I have my doubts about Jesus, now that we know he barebacks.
I let Jesus "take the wheel" then he pushed me out of the car and took off!
"Turning it all over to Jesus" is basically the equivalent of closing your eyes hoping someone will fix your problems and then opening them to find the problems still there.
I shaved it. Buffed it. I spread it. I turned it all over to Jesus. That Luz just walked away from it.
This is why it takes my 45 minutes to get to work. Jesus is so busy running people's fucked up lives, he can't keep everyone focused on what fucking traffic lane to be in, thus screwing my day up.

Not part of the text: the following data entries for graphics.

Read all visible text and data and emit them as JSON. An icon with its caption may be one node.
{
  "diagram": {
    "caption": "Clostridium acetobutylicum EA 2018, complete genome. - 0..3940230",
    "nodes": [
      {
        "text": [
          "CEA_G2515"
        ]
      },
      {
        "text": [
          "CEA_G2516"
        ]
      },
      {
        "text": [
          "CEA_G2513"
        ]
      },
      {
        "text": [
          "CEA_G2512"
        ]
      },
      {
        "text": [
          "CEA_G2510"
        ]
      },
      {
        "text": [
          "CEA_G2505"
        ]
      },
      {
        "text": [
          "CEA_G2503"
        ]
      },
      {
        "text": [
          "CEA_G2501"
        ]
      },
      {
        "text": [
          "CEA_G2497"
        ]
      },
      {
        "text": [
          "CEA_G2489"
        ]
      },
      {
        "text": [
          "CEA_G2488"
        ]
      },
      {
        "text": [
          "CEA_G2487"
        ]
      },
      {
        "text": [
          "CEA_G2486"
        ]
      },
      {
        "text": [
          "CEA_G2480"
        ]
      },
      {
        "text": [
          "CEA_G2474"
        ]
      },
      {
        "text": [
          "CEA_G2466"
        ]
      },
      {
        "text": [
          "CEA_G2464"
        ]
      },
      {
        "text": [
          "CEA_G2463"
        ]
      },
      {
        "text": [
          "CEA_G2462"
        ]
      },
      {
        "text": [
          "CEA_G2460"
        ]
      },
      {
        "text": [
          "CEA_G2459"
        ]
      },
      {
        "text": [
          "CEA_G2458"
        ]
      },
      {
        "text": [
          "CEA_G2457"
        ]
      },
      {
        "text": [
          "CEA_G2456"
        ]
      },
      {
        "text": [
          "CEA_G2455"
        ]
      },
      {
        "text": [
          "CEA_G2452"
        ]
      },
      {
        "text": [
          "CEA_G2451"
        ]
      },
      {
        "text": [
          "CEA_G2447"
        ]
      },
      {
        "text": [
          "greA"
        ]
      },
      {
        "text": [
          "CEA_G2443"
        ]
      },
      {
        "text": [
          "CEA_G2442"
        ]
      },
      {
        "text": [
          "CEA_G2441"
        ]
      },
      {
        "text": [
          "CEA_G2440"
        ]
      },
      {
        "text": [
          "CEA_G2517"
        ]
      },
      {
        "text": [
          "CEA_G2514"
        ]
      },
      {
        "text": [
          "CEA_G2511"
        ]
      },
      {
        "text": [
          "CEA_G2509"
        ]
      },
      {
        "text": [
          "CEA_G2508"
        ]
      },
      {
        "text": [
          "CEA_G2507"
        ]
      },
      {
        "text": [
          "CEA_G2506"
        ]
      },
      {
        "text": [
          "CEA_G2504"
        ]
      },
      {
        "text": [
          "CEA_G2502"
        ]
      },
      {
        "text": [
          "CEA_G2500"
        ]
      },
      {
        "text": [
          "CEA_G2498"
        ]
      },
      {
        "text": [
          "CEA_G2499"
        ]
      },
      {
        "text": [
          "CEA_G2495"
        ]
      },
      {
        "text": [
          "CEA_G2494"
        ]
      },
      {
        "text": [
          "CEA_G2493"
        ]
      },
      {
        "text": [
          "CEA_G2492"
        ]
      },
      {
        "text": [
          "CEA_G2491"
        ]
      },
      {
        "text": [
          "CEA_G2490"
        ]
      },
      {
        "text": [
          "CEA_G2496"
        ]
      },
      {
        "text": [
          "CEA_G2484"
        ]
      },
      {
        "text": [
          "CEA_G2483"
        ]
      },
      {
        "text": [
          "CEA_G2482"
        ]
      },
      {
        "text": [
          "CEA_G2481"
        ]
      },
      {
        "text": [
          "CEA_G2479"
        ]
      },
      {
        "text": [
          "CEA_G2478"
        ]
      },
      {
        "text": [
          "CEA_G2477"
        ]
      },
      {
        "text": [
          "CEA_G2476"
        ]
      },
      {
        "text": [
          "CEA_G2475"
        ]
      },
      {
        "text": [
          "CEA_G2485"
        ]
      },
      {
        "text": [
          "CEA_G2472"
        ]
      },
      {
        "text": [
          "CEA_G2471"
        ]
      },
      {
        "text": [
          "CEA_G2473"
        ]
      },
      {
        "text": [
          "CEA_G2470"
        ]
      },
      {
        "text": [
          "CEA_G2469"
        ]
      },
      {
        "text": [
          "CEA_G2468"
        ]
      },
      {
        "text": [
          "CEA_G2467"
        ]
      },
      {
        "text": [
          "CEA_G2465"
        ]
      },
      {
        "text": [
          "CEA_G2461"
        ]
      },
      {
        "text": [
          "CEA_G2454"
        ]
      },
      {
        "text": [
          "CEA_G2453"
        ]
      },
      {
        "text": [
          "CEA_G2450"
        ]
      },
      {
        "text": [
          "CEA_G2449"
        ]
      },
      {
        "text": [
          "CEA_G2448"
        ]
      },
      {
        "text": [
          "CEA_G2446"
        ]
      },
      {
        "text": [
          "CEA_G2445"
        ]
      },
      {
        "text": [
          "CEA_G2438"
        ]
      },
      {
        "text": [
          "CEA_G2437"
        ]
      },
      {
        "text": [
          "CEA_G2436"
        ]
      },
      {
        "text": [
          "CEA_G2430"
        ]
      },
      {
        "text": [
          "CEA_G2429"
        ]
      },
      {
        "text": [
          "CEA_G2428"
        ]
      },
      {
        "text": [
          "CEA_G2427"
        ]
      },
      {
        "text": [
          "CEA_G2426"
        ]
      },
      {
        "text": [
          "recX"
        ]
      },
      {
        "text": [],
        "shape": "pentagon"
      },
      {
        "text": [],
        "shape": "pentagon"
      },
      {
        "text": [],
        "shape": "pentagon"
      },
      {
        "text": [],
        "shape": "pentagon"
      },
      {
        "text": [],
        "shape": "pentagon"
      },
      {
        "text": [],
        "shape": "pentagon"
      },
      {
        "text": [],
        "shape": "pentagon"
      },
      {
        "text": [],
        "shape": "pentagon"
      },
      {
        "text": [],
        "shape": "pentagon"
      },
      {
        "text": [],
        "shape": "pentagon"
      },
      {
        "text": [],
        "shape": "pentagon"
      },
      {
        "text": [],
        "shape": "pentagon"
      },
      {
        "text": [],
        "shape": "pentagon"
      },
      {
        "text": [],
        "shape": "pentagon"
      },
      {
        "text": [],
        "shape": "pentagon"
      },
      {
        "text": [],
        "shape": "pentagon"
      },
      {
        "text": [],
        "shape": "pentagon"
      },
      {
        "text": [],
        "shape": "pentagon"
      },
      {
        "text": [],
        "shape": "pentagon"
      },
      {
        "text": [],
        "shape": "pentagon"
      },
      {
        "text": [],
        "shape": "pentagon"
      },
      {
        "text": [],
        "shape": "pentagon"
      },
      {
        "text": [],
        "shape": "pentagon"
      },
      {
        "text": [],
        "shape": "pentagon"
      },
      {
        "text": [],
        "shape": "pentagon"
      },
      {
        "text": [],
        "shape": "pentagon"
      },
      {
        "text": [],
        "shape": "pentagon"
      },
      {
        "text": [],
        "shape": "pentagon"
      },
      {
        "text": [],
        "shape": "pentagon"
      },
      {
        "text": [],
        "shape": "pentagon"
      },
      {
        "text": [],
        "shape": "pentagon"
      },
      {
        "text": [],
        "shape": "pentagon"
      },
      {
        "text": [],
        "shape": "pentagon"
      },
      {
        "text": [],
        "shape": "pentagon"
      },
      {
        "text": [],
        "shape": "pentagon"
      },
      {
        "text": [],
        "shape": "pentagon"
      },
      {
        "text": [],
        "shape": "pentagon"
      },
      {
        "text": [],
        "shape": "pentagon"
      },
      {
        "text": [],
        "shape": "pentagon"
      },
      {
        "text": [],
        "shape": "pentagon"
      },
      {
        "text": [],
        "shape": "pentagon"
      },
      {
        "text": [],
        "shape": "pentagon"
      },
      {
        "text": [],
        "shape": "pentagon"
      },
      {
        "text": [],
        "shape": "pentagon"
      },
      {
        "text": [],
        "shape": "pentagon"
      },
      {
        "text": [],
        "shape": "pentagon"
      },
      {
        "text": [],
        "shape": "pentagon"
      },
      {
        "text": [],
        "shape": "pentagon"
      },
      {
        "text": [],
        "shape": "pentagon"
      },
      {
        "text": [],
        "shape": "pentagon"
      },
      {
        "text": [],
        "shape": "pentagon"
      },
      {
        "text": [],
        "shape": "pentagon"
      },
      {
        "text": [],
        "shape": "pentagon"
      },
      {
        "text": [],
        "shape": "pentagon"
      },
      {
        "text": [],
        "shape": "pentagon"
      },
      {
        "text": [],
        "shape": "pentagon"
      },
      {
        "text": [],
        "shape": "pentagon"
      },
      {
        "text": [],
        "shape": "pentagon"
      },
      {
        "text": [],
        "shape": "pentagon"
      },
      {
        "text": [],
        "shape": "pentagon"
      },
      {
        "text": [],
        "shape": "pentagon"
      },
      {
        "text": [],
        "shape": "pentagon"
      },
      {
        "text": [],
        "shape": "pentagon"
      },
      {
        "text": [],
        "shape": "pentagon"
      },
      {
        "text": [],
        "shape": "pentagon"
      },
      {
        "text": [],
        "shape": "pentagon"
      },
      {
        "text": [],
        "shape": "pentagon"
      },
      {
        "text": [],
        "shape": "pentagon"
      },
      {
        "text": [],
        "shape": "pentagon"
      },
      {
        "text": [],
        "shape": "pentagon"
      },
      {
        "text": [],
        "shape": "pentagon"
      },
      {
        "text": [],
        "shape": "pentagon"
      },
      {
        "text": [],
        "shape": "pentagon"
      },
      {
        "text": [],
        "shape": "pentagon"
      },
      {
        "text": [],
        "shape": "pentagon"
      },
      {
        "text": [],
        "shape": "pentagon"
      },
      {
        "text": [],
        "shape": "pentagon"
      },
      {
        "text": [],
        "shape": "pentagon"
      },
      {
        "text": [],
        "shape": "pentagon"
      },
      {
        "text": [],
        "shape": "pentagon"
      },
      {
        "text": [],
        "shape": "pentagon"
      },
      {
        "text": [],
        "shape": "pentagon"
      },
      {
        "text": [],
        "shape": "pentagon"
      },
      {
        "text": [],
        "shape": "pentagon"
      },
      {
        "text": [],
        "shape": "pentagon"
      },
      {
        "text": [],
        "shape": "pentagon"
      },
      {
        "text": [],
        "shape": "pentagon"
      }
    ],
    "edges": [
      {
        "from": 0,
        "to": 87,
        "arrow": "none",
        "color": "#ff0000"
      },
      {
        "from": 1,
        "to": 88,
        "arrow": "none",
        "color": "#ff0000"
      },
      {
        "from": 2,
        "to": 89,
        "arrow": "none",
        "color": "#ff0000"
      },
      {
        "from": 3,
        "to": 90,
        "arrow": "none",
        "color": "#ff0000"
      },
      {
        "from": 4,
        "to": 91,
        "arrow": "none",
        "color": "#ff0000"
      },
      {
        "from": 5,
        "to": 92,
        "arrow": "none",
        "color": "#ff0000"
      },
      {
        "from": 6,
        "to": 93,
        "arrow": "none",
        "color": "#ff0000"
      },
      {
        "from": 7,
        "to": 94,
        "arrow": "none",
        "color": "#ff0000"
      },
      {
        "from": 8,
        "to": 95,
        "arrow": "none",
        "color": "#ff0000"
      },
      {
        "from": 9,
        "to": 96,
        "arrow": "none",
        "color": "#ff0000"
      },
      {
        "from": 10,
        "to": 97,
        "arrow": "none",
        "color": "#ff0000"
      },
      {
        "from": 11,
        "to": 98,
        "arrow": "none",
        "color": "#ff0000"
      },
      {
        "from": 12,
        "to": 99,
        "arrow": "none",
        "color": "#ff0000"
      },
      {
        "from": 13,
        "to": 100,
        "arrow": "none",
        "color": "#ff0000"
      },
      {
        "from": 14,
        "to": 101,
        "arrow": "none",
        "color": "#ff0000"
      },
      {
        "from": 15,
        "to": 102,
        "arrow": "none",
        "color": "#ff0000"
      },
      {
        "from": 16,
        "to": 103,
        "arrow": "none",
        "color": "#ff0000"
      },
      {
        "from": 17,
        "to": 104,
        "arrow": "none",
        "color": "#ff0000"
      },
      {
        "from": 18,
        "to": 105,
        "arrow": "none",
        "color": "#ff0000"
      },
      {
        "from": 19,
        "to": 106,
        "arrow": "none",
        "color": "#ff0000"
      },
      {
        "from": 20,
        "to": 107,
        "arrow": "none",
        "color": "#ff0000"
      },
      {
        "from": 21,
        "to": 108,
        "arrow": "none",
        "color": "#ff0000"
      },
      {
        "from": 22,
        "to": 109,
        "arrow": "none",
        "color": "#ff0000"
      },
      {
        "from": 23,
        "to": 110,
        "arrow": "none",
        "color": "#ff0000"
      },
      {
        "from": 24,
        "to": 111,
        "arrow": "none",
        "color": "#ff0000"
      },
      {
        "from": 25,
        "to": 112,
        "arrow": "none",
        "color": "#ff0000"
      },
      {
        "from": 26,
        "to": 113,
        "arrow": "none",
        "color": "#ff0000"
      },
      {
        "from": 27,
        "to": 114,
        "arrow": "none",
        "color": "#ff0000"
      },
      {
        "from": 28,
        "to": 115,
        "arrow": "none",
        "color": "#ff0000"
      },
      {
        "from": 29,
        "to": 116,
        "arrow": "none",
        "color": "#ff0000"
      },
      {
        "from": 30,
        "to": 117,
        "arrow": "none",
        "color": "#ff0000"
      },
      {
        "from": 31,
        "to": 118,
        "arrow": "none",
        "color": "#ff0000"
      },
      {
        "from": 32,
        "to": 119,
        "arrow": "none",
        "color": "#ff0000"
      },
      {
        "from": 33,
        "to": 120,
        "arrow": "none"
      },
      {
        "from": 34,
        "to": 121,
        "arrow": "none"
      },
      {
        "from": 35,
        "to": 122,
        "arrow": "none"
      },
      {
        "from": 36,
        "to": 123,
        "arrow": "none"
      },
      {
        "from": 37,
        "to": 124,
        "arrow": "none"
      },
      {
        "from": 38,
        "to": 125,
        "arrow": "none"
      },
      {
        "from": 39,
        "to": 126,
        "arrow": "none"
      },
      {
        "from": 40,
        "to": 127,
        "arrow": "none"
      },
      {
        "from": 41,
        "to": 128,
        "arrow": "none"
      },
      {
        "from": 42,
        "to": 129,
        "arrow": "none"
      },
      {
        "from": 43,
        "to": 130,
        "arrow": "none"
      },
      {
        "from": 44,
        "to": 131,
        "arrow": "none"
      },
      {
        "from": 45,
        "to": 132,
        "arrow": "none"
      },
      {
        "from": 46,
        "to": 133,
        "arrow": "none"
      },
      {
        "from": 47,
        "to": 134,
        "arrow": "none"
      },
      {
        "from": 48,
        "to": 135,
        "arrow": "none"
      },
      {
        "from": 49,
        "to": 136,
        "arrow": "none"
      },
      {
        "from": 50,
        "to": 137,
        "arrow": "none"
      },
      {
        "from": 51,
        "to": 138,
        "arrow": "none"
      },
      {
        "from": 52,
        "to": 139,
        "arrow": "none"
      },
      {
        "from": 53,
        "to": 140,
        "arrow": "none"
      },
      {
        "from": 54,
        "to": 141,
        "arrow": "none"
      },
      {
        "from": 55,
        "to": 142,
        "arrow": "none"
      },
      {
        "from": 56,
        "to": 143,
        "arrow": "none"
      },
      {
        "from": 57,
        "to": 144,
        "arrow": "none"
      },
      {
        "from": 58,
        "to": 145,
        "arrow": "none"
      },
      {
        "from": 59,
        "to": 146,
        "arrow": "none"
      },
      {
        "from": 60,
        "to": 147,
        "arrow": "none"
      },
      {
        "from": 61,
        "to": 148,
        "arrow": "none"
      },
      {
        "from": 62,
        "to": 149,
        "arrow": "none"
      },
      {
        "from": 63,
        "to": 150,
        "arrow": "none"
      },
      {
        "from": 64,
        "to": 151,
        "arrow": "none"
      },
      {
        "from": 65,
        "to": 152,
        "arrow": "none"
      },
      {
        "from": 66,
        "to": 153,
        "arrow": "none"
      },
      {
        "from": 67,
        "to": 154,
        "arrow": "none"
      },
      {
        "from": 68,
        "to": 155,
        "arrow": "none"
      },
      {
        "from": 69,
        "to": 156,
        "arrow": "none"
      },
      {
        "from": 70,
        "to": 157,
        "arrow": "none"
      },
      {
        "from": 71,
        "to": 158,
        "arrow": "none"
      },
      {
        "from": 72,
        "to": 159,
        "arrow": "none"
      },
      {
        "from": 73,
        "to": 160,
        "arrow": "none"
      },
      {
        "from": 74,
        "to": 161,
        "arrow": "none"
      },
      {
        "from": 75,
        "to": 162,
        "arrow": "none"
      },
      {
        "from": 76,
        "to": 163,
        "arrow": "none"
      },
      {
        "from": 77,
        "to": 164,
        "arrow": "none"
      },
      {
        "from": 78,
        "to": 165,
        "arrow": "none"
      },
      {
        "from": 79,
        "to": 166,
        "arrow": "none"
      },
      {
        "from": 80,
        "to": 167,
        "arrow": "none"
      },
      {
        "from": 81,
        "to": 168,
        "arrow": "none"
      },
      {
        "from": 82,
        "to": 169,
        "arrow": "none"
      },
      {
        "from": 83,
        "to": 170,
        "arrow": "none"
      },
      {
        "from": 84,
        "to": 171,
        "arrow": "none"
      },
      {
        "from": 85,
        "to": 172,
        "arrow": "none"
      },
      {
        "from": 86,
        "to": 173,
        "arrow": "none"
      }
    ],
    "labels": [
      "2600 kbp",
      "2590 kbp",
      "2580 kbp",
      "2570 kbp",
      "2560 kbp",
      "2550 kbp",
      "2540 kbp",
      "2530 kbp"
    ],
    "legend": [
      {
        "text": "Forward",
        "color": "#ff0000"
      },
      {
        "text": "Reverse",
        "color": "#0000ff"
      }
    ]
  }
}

OP--Jesus is available to all of us. If you find that difficult to accept, you just need to drink a lot more, get hooked on a dangerous, preferably hallucinogenic, drug, or huff household cleaners (Drano is rather good for this). Sooner or later, your brain cell count has got to reach Christian levels, or you die, in which case you don't care any more.
Yes, people can be religious. Athiests can be so annoying.
"Jesus, take the wheel
'cause I'm too drunk to drive..."
Yes, you can. Don't lift a finger for yourself and just sit back and enjoy the ride down to skid row.
Yes, you say "God will provide" and some sap will help you and they'll say "See, I told you all I had to do was turn it all over to Jesus."